Una noche que empezó complejo
La apertura fue discreta, casi tímida: las máquinas de sonido luchaban con interferencias y retrasos, y por momentos algunos graves se perdían. Sin embargo, Mitú entró al escenario Julián Salazar con esa calma casi ritual que lo distingue. Activó los primeros beats que hicieron vibrar el pecho de la audiencia, que enseguida comenzó a sumarse desde el entusiasmo más honesto.

Un recorrido intenso y emotivo
A pesar de los tropiezos en el audio, cada canción fue un mapa emocional. Mitú transitó sus paisajes sónicos: capas densas de sintetizadores analógicos, percusiones de selva contemporánea, beats bruscos e hipnóticos que recordaban bosques convertidos en techno. El público tímido al principio entró en un trance colectivo, con cabeceos, ojos cerrados, movimientos pausados que terminaban en pequeños bailes íntimos. Tracks de toda una vida como Solitario y Salta detonaron un coro que retumbó en toda la sala.
A mitad del concierto llegó el punto más alto.
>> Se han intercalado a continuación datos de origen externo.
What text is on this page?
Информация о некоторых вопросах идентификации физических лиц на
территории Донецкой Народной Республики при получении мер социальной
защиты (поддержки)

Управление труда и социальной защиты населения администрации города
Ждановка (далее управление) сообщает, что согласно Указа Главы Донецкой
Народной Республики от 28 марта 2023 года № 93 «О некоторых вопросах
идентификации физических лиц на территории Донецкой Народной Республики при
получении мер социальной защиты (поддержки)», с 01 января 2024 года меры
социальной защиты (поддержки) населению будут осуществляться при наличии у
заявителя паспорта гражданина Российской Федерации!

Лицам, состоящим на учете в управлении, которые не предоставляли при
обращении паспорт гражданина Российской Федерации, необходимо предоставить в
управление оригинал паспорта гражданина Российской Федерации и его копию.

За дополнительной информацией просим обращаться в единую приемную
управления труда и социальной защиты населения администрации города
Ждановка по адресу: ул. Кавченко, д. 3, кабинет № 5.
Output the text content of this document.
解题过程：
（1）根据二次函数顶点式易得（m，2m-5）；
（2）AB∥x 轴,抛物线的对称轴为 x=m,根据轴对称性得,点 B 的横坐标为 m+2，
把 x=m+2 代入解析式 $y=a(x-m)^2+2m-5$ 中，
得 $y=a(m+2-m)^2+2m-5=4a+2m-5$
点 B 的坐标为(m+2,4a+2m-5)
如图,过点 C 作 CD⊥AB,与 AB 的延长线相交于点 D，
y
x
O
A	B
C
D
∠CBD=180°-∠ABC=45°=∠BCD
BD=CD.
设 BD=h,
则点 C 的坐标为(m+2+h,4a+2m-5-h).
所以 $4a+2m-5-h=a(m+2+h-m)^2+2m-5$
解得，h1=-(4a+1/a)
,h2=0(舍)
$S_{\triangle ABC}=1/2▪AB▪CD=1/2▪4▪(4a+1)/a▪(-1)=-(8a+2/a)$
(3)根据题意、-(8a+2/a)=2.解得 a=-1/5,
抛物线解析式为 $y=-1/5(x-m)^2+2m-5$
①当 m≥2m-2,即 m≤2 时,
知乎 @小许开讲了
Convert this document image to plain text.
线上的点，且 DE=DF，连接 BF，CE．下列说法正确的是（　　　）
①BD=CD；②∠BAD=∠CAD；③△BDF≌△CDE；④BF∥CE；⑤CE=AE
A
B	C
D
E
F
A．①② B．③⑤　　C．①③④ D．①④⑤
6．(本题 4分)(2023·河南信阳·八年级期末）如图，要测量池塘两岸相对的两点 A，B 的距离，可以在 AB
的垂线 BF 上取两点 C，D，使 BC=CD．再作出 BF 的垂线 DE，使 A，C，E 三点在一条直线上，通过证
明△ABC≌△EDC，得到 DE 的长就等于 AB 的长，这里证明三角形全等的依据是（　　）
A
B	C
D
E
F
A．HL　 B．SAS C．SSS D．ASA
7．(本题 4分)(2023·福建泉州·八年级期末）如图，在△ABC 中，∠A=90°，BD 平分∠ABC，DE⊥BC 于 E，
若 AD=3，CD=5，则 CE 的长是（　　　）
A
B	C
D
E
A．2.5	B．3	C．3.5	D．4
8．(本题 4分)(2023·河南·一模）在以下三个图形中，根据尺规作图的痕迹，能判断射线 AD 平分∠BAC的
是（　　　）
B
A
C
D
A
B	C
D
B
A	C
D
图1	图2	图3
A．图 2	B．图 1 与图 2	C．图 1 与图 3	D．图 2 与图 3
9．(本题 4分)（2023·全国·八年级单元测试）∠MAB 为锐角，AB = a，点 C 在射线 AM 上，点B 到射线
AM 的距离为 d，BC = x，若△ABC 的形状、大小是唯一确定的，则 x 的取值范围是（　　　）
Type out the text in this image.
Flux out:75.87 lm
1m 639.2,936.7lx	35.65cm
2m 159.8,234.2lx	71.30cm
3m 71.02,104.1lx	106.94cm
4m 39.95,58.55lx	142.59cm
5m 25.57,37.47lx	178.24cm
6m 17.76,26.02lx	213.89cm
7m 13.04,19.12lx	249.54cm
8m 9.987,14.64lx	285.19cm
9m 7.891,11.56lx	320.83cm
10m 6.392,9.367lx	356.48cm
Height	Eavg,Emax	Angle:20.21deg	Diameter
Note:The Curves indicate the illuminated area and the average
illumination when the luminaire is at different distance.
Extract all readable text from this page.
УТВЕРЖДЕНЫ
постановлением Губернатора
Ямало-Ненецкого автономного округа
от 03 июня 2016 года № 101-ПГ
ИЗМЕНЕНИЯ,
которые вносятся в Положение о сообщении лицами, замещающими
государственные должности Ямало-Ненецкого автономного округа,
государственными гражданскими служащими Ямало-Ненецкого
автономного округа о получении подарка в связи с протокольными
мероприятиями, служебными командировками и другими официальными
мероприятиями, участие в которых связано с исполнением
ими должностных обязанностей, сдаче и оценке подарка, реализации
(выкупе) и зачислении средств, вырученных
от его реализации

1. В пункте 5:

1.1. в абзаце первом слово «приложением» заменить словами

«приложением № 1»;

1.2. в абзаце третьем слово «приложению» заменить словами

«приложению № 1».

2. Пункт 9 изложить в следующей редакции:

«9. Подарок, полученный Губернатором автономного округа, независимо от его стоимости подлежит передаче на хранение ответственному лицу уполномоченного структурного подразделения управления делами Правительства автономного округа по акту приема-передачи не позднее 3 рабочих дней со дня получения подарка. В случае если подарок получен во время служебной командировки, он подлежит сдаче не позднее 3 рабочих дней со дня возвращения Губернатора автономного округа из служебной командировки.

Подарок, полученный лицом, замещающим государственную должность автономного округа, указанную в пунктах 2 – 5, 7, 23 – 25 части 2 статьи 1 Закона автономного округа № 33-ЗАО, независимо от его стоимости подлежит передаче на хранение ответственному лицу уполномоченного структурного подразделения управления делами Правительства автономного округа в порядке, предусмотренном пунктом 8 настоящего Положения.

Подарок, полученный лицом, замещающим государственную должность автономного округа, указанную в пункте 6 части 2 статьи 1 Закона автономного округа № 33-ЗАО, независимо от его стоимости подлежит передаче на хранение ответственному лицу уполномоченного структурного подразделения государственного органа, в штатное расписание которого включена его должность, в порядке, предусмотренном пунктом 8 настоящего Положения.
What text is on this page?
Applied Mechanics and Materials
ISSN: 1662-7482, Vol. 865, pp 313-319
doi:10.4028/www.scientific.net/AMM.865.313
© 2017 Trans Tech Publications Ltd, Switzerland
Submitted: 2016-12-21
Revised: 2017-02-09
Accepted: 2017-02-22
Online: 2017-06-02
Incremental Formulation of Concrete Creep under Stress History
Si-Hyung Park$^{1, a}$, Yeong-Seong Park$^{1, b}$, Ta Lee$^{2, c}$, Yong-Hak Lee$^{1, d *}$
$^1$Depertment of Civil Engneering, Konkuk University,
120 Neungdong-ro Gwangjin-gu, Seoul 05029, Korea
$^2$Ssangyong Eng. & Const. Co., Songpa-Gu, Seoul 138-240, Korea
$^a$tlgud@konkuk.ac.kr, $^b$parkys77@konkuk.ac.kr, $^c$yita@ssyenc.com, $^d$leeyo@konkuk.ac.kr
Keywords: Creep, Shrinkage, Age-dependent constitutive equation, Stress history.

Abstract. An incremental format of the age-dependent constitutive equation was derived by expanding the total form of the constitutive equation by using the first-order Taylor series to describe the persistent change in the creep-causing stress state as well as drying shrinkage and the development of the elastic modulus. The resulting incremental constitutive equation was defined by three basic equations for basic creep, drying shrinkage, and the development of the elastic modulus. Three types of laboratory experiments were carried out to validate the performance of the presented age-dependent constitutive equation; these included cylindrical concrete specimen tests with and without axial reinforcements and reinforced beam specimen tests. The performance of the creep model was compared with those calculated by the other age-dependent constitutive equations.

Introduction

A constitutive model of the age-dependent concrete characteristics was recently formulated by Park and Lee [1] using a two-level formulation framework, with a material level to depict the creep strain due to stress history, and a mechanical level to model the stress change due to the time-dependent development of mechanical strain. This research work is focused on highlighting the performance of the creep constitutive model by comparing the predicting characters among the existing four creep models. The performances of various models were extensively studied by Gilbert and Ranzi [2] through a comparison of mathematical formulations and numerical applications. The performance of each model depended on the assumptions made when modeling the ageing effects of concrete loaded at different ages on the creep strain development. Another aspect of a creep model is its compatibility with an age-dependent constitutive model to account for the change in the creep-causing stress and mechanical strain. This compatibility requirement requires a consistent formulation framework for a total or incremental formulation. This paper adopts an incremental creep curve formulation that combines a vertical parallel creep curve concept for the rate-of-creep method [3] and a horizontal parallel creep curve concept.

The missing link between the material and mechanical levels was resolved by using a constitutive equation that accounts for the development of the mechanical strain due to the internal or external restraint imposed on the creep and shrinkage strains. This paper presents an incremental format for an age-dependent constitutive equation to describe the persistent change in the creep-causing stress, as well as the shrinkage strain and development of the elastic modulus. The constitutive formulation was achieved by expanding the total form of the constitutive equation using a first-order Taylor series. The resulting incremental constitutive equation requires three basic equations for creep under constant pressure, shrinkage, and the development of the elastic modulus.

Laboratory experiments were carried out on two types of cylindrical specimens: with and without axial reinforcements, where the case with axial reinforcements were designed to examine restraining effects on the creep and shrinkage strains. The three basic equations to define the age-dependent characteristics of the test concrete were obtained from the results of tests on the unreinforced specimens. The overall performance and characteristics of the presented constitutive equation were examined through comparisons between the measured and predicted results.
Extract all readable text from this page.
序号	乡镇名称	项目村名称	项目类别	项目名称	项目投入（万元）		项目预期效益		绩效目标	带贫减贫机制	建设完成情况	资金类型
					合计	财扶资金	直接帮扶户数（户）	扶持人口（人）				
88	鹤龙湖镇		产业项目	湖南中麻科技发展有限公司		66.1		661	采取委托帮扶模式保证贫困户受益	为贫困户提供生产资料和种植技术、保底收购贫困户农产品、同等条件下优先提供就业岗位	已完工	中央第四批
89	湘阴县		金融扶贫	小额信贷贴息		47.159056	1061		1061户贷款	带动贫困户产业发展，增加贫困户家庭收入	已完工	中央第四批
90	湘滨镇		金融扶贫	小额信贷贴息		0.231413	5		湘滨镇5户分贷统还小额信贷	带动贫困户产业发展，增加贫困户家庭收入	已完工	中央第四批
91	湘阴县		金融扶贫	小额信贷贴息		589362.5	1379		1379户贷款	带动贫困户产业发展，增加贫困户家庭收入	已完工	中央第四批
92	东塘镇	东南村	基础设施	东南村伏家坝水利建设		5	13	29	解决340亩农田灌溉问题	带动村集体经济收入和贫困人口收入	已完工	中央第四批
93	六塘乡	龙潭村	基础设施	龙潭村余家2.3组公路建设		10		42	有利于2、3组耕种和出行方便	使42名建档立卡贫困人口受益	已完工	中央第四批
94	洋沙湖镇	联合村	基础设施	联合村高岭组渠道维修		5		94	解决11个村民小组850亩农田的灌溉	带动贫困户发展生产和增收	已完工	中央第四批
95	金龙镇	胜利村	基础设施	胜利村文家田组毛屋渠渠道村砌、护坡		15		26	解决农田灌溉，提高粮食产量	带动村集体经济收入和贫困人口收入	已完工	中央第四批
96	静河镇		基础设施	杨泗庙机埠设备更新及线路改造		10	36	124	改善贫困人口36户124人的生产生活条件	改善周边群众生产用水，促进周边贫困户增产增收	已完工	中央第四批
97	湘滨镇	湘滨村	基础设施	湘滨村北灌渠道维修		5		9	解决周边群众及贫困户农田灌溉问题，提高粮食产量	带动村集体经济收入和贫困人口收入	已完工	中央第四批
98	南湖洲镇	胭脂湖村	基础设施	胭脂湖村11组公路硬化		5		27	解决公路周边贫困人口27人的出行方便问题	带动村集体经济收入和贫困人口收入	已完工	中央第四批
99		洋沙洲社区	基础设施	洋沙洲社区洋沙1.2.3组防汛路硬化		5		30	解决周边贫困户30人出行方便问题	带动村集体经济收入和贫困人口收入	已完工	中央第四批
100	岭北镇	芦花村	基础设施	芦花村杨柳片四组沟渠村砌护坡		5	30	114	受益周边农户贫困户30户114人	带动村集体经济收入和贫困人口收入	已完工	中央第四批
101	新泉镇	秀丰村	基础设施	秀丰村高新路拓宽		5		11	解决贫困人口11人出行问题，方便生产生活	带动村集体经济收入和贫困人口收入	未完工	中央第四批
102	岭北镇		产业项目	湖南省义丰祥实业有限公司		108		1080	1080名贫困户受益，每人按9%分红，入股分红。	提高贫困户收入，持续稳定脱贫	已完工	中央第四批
Ausencias sonoras parecían borrarse cuando la pista comenzó a vibrar de verdad con los bajos de Todos los Santo y otros cortes recientes. El sonido finalmente encontró su lugar: las cajas de ritmo y los teclados conectaron con los cuerpos presentes. Esa magia surgió cuando Mitú rompió la tensión. Con una presencia tranquila, agradeció la paciencia del público, y el aplauso estalló.

Un cierre de comunión tech-selvática
La recta final fue una secuela de momentos intensos, melodías profundas, pistas de baile que creaban un arco compartido entre el escenario y la audiencia, y un ambiente que, por inercia festiva, olvidó los problemas iniciales. Mitú cerró su set con un par de tracks cargados de fuerza, llevando al público a una energía desatada, con saltos, risas y sudor compartido.
Más allá de lo esperado
No fue el concierto técnico perfecto que algunos esperaban, pero fue uno con corazón y comunión. Mitú atravesó las fisuras del sonido para generar algo más grande: una noche de complicidad sin artificios, una experiencia estética y emocional que, pese a las imperfecciones, se alzó como una victoria colectiva de ritmo, resistencia y belleza sonora.